En observant les déplacements récurrents des individus sur le site de localisation, il est possible de déterminer avec précision certaines habitudes qui régissent les mouvements humains.

L'étude de la mobilité humaine se fait tout aussi bien sur Foursquare

La popularisation de sites comme Foursquare, sur lesquels les internautes indiquent volontairement leur position géographique, a aussi pour avantage qu'elle facilite l'étude des mouvements humains. C'est ce qu'a fait une équipe issue des universités de Cambridge, de Namur et de Londres, qui a observé les habitudes de mobilité d'utilisateurs du site de localisation dans plusieurs grandes villes dans le monde. Et selon eux, pour comprendre ces dernières, il faut se référer à la densité d'une zone habitée, et non pas à la distance entre deux points. Les individus dont ils ont étudié les déplacements semblent en effet obéir à des logiques communes, quelle que soit la ville : une personne se déplace dans un but utilitaire non pas en fonction des distances, mais en fonction de ses besoins

L'intérêt plus que la distance

Selon les chercheurs, les études précédentes sur le sujet s'attardaient en général sur le lien entre la mobilité et la distance. Cette dernière pouvant entraver certains déplacements.
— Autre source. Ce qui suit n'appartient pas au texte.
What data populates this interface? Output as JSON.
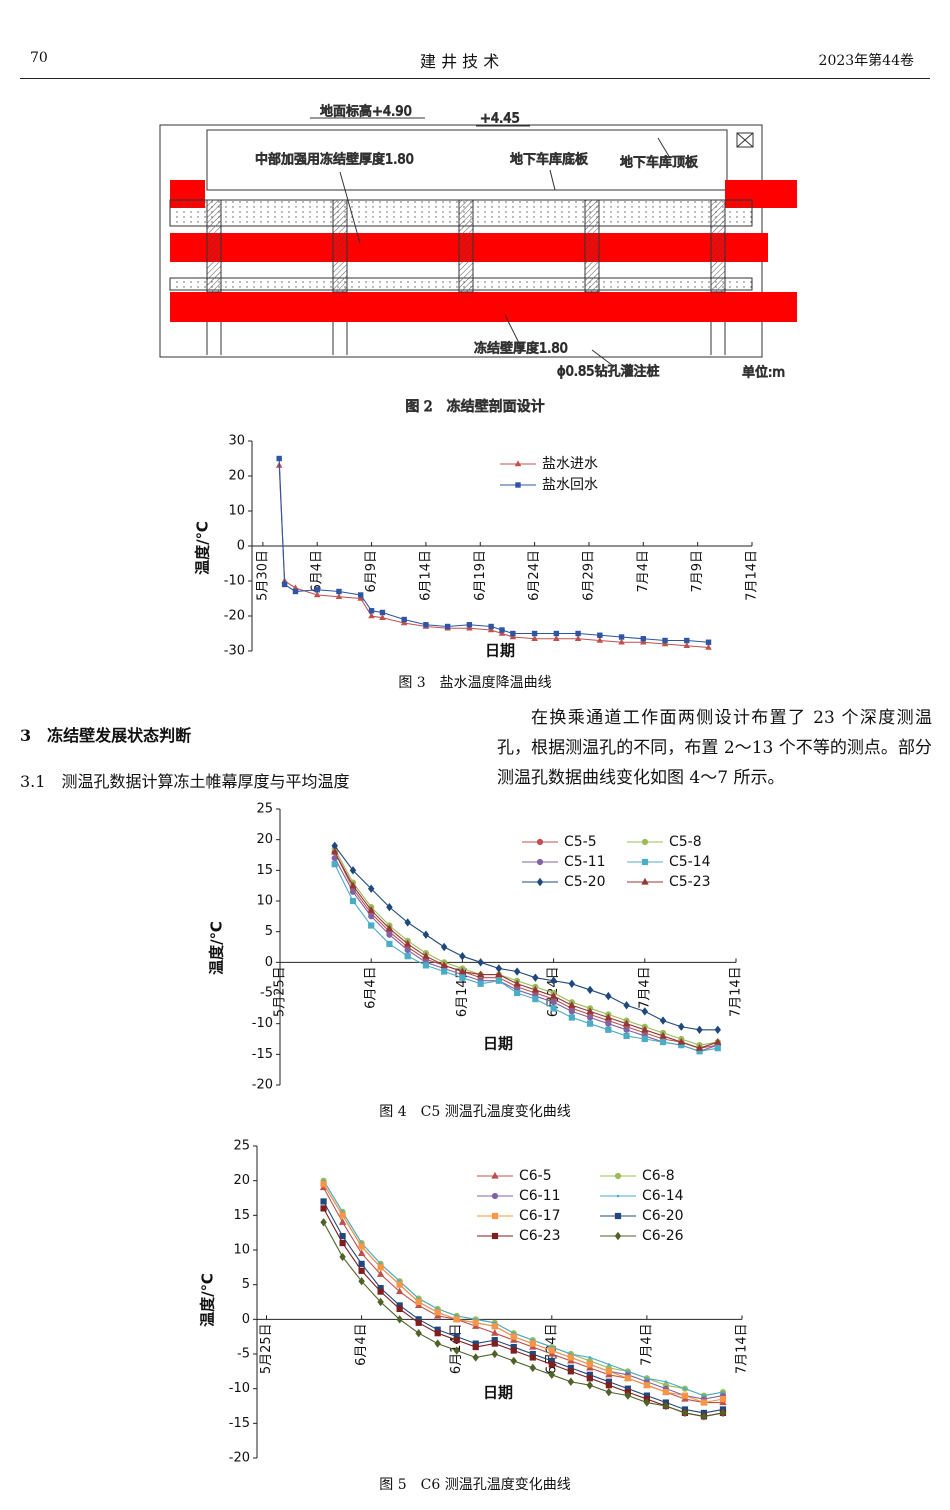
{
  "header": {
    "page": "70",
    "journal": "建 井 技 术",
    "issue": "2023年第44卷"
  },
  "figure2": {
    "labels": [
      "地面标高+4.90",
      "+4.45",
      "中部加强用冻结壁厚度1.80",
      "地下车库底板",
      "地下车库顶板",
      "冻结壁厚度1.80",
      "ϕ0.85钻孔灌注桩",
      "单位:m"
    ],
    "caption": "图 2　冻结壁剖面设计"
  },
  "section": {
    "title": "3　冻结壁发展状态判断",
    "subtitle": "3.1　测温孔数据计算冻土帷幕厚度与平均温度"
  },
  "paragraph": "在换乘通道工作面两侧设计布置了 23 个深度测温孔，根据测温孔的不同，布置 2～13 个不等的测点。部分测温孔数据曲线变化如图 4～7 所示。",
  "chart_data": [
    {
      "type": "line",
      "caption": "图 3　盐水温度降温曲线",
      "x_label": "日期",
      "y_label": "温度/℃",
      "legend": "upper right",
      "xlim": [
        -1,
        45
      ],
      "ylim": [
        -30,
        30
      ],
      "yticks": [
        -30,
        -20,
        -10,
        0,
        10,
        20,
        30
      ],
      "xticks": [
        {
          "value": 0,
          "label": "5月30日"
        },
        {
          "value": 5,
          "label": "6月4日"
        },
        {
          "value": 10,
          "label": "6月9日"
        },
        {
          "value": 15,
          "label": "6月14日"
        },
        {
          "value": 20,
          "label": "6月19日"
        },
        {
          "value": 25,
          "label": "6月24日"
        },
        {
          "value": 30,
          "label": "6月29日"
        },
        {
          "value": 35,
          "label": "7月4日"
        },
        {
          "value": 40,
          "label": "7月9日"
        },
        {
          "value": 45,
          "label": "7月14日"
        }
      ],
      "x": [
        1.5,
        2,
        3,
        5,
        7,
        9,
        10,
        11,
        13,
        15,
        17,
        19,
        21,
        22,
        23,
        25,
        27,
        29,
        31,
        33,
        35,
        37,
        39,
        41
      ],
      "series": [
        {
          "name": "盐水进水",
          "color": "#c0504d",
          "marker": "triangle",
          "values": [
            23,
            -10,
            -12,
            -14,
            -14.5,
            -15,
            -20,
            -20.5,
            -22,
            -23,
            -23.5,
            -23.5,
            -24,
            -25,
            -26,
            -26.5,
            -26.5,
            -26.5,
            -27,
            -27.5,
            -27.5,
            -28,
            -28.5,
            -29
          ]
        },
        {
          "name": "盐水回水",
          "color": "#2f55a4",
          "marker": "square",
          "values": [
            25,
            -11,
            -13,
            -12.5,
            -13,
            -14,
            -18.5,
            -19,
            -21,
            -22.5,
            -23,
            -22.5,
            -23,
            -24,
            -25,
            -25,
            -25,
            -25,
            -25.5,
            -26,
            -26.5,
            -27,
            -27,
            -27.5
          ]
        }
      ]
    },
    {
      "type": "line",
      "caption": "图 4　C5 测温孔温度变化曲线",
      "x_label": "日期",
      "y_label": "温度/℃",
      "legend": "upper right",
      "xlim": [
        0,
        50
      ],
      "ylim": [
        -20,
        25
      ],
      "yticks": [
        -20,
        -15,
        -10,
        -5,
        0,
        5,
        10,
        15,
        20,
        25
      ],
      "xticks": [
        {
          "value": 0,
          "label": "5月25日"
        },
        {
          "value": 10,
          "label": "6月4日"
        },
        {
          "value": 20,
          "label": "6月14日"
        },
        {
          "value": 30,
          "label": "6月24日"
        },
        {
          "value": 40,
          "label": "7月4日"
        },
        {
          "value": 50,
          "label": "7月14日"
        }
      ],
      "x": [
        6,
        8,
        10,
        12,
        14,
        16,
        18,
        20,
        22,
        24,
        26,
        28,
        30,
        32,
        34,
        36,
        38,
        40,
        42,
        44,
        46,
        48
      ],
      "series": [
        {
          "name": "C5-5",
          "color": "#c0504d",
          "marker": "circle",
          "values": [
            18,
            12,
            8,
            5,
            2.5,
            0.5,
            -0.5,
            -1.5,
            -2.5,
            -2.5,
            -4,
            -5,
            -6,
            -7.5,
            -8.5,
            -9.5,
            -10.5,
            -11.5,
            -12.5,
            -13,
            -14,
            -13.5
          ]
        },
        {
          "name": "C5-8",
          "color": "#9bbb59",
          "marker": "circle",
          "values": [
            18.5,
            13,
            9,
            6,
            3.5,
            1.5,
            0,
            -1,
            -2,
            -2,
            -3,
            -4,
            -5,
            -6.5,
            -7.5,
            -8.5,
            -9.5,
            -10.5,
            -11.5,
            -12.5,
            -13.5,
            -13
          ]
        },
        {
          "name": "C5-11",
          "color": "#8064a2",
          "marker": "circle",
          "values": [
            17,
            11.5,
            7.5,
            4.5,
            2,
            0,
            -1,
            -2,
            -3,
            -3,
            -4.5,
            -5.5,
            -6.5,
            -8,
            -9,
            -10,
            -11,
            -12,
            -13,
            -13.5,
            -14.5,
            -13.5
          ]
        },
        {
          "name": "C5-14",
          "color": "#4bacc6",
          "marker": "square",
          "values": [
            16,
            10,
            6,
            3,
            1,
            -0.5,
            -1.5,
            -2.5,
            -3.5,
            -3,
            -5,
            -6,
            -7.5,
            -9,
            -10,
            -11,
            -12,
            -12.5,
            -13,
            -13.5,
            -14.5,
            -14
          ]
        },
        {
          "name": "C5-20",
          "color": "#1f497d",
          "marker": "diamond",
          "values": [
            19,
            15,
            12,
            9,
            6.5,
            4.5,
            2.5,
            1,
            0,
            -1,
            -1.5,
            -2.5,
            -3,
            -3.5,
            -4.5,
            -5.5,
            -7,
            -8,
            -9.5,
            -10.5,
            -11,
            -11
          ]
        },
        {
          "name": "C5-23",
          "color": "#953735",
          "marker": "triangle",
          "values": [
            18,
            12.5,
            8.5,
            5.5,
            3,
            1,
            -0.5,
            -1.5,
            -2,
            -2,
            -3.5,
            -4.5,
            -5.5,
            -7,
            -8,
            -9,
            -10,
            -11,
            -12,
            -13,
            -14,
            -13
          ]
        }
      ]
    },
    {
      "type": "line",
      "caption": "图 5　C6 测温孔温度变化曲线",
      "x_label": "日期",
      "y_label": "温度/℃",
      "legend": "upper right",
      "xlim": [
        -1,
        50
      ],
      "ylim": [
        -20,
        25
      ],
      "yticks": [
        -20,
        -15,
        -10,
        -5,
        0,
        5,
        10,
        15,
        20,
        25
      ],
      "xticks": [
        {
          "value": 0,
          "label": "5月25日"
        },
        {
          "value": 10,
          "label": "6月4日"
        },
        {
          "value": 20,
          "label": "6月14日"
        },
        {
          "value": 30,
          "label": "6月24日"
        },
        {
          "value": 40,
          "label": "7月4日"
        },
        {
          "value": 50,
          "label": "7月14日"
        }
      ],
      "x": [
        6,
        8,
        10,
        12,
        14,
        16,
        18,
        20,
        22,
        24,
        26,
        28,
        30,
        32,
        34,
        36,
        38,
        40,
        42,
        44,
        46,
        48
      ],
      "series": [
        {
          "name": "C6-5",
          "color": "#c0504d",
          "marker": "triangle",
          "values": [
            19,
            14,
            9.5,
            6.5,
            4,
            2,
            0.5,
            0,
            -1,
            -2,
            -3,
            -4,
            -5,
            -6,
            -7,
            -8,
            -8.5,
            -9.5,
            -10.5,
            -11.5,
            -12,
            -12
          ]
        },
        {
          "name": "C6-8",
          "color": "#9bbb59",
          "marker": "circle",
          "values": [
            20,
            15.5,
            11,
            8,
            5.5,
            3,
            1.5,
            0.5,
            0,
            -0.5,
            -2,
            -3,
            -4,
            -5,
            -6,
            -7,
            -7.5,
            -8.5,
            -9.5,
            -10,
            -11,
            -10.5
          ]
        },
        {
          "name": "C6-11",
          "color": "#8064a2",
          "marker": "circle",
          "values": [
            19.5,
            15,
            10.5,
            7.5,
            5,
            2.5,
            1,
            0,
            -0.5,
            -1,
            -2.5,
            -3.5,
            -4.5,
            -5.5,
            -6.5,
            -7.5,
            -8,
            -9,
            -10,
            -11,
            -11.5,
            -11
          ]
        },
        {
          "name": "C6-14",
          "color": "#4bacc6",
          "marker": "none",
          "values": [
            20,
            15.5,
            11,
            8,
            5.5,
            3,
            1.5,
            0.5,
            0,
            -0.5,
            -2,
            -3,
            -4,
            -5,
            -5.5,
            -6.5,
            -7.5,
            -8.5,
            -9,
            -10,
            -11,
            -10.5
          ]
        },
        {
          "name": "C6-17",
          "color": "#f79646",
          "marker": "square",
          "values": [
            19.5,
            15,
            10.5,
            7.5,
            5,
            2.5,
            1,
            0,
            -0.5,
            -1,
            -2.5,
            -3.5,
            -4.5,
            -5.5,
            -6.5,
            -7.5,
            -8.5,
            -9.5,
            -10.5,
            -11,
            -12,
            -11.5
          ]
        },
        {
          "name": "C6-20",
          "color": "#1f497d",
          "marker": "square",
          "values": [
            17,
            12,
            8,
            4.5,
            2,
            0,
            -1.5,
            -2.5,
            -3.5,
            -3,
            -4,
            -5,
            -6,
            -7,
            -8,
            -9,
            -10,
            -11,
            -12,
            -13,
            -13.5,
            -13
          ]
        },
        {
          "name": "C6-23",
          "color": "#7f1f1f",
          "marker": "square",
          "values": [
            16,
            11,
            7,
            4,
            1.5,
            -0.5,
            -2,
            -3,
            -4,
            -3.5,
            -4.5,
            -5.5,
            -6.5,
            -7.5,
            -8.5,
            -9.5,
            -10.5,
            -11.5,
            -12.5,
            -13.5,
            -14,
            -13.5
          ]
        },
        {
          "name": "C6-26",
          "color": "#4f6228",
          "marker": "diamond",
          "values": [
            14,
            9,
            5.5,
            2.5,
            0,
            -2,
            -3.5,
            -4.5,
            -5.5,
            -5,
            -6,
            -7,
            -8,
            -9,
            -9.5,
            -10.5,
            -11,
            -12,
            -12.5,
            -13.5,
            -14,
            -13.5
          ]
        }
      ]
    }
  ]
}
Mais si l'on en croit les résultats de leur enquête, la distance couverte par un individu est déterminée par le nombre d'opportunités (d'endroits) comprises au sein d'un déplacement, et non par rapport à cette distance en soi-même. En analysant leurs données, ils ont ainsi vu qu'un modèle universel semble se dégager des villes étudiées - en Amérique du nord et du Sud, en Europe et en Asie - quand les mouvements sont analysés au travers de leur position les uns par rapport aux autres.

Affiner les systèmes de recommandation

Le nombre de déplacements et la distance entre ceux-ci est inversement proportionnel à la densité de la ville et des sites d'intérêts. Techniquement, entre mai et novembre 2010, les chercheurs ont étudié les 35 millions de "check-in" de plus de 900 000 personnes réalisés dans 5 millions d'endroits différents répartis dans 34 villes, en accordant une plus grande importance aux localisations consécutives au sein d'une même ville. Pourquoi mener une telle étude ? Parce que comprendre les raisons qui poussent une personne à aller d'un lieu à un autre vise évidemment à affiner les enquêtes d'urbanisme mais permettrait aussi d'améliorer les systèmes de recommandations géolocalisés.